‘I am a neurologist, and I have Parkinson disease’

Movement disorders

By Michael Woodhead

18 Feb 2021

Australian neurologist Professor David Blacker is sharing his personal experience with Parkinson Disease in a bid to stimulate professional interest in the condition and highlight some of the nuances of its diagnosis and treatment.

Professor Blacker, who is medical director of the Perron Institute for Neurological and Translational Science in Perth, WA, first went public as a person with PD to coincide with the World Federation of Neurology World Brain Day in July 2020.

He has now penned an article in Internal Medicine Journal to provide an individual insight to professional colleagues as a physician-patient into the numerous issues he has experienced surrounding early diagnosis and management of PD.

Prof Blacker notes that the words used by clinicians when giving a diagnosis of PD are very powerful, and despite his own clinical knowledge of the condition he found he underestimated the impact of learning the diagnosis, which brought on a period of grief and transient mild depression.

But he says there are many positive steps that clinicians can take to improve understanding and perceptions of PD, starting with a move away from the stereotype of the patient being a  “stooped elderly male”.

He also describes his own personal ‘wins’ in PD through physical exercise, and in particular with a program of non-contact boxing, yoga and walking that has helped him tackle issues such as muscle rigidity, balance and also general health to improve sleep.

“Physicians who treat PD might be able to learn a great deal from physiotherapists, exercise physiologists, exercise scientists and sports coaches,” he writes.

Professor Blacker says he has also learned from personal experience about the benefits of early versus delayed commencement of medications, and some of the nuances of levodopa dosing such as how to manage nausea and lightheadedness.

In his article he also highlights the fact that non-motor symptoms can be just as problematic as motor symptoms in PD, especially for younger patients.

Sleep disturbance, nocturia and also pain can be common and difficult to handle for PD patients, he notes, and the threat of cognitive decline is also something that weighs on the mind of patients.

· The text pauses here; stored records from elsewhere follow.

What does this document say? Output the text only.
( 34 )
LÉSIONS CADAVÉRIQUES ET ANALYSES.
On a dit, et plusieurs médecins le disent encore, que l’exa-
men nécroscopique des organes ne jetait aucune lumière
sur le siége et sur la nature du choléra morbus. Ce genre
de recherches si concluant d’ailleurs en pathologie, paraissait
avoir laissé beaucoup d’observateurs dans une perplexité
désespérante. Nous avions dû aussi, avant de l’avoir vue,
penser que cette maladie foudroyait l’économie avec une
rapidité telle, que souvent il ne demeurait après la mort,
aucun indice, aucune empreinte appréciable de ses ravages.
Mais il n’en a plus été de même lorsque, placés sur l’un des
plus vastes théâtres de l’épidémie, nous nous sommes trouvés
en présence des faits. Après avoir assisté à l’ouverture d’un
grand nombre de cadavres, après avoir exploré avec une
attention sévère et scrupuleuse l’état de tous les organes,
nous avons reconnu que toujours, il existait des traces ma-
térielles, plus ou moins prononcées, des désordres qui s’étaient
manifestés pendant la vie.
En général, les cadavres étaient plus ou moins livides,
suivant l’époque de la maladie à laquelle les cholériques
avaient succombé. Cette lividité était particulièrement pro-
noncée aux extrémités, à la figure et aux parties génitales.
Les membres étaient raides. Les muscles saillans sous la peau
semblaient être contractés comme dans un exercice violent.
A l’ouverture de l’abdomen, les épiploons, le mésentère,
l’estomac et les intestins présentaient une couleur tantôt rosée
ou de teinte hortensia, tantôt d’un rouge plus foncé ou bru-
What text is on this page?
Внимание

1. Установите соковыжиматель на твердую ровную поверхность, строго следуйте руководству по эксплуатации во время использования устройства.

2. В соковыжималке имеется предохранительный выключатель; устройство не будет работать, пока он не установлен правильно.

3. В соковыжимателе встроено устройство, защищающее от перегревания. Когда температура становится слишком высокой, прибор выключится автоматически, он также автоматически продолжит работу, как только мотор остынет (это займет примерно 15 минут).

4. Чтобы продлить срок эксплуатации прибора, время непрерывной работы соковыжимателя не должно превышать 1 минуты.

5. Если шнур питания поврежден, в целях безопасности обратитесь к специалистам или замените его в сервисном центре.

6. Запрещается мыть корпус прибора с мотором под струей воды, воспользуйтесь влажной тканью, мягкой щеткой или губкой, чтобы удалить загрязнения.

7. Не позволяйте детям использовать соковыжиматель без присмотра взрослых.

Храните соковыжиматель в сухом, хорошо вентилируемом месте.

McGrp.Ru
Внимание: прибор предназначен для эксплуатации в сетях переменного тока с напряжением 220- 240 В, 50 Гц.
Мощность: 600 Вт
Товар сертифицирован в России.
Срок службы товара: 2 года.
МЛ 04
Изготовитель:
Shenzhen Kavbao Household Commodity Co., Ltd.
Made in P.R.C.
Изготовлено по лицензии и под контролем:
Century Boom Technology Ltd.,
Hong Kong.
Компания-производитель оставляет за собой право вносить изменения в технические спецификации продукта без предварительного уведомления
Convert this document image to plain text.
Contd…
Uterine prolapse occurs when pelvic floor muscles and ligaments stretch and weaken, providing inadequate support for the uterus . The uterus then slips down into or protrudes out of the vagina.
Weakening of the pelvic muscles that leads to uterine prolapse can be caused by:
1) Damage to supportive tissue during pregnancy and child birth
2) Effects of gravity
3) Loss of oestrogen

Professor Blacker says patients can benefit from access to good information such as via the Michael J. Fox website and also from support groups and sharing information with other patients with PD.

And although no medication has yet to be proven disease modifying in PD, he says medication may have a an indirect beneficial effect on disease progression if it enables a patient to participate more actively in physical exercise; an approach which itself offers hope for slowing PD.

“As a clinical researcher, I know the value of clinical trials, and I hope to be a participant in one of the early rounds of trials the Australian Parkinson’s Mission is conducting exploring several candidate repurposed drugs as potential disease-modifying agents,” he writes.

“This strategy of trialling drugs for PD already approved for other conditions seems like a promising way of rapidly testing a variety of possible disease-modifying candidates, and in conjunction with collaborations linking together researchers around the world should produce some results reasonably quickly.”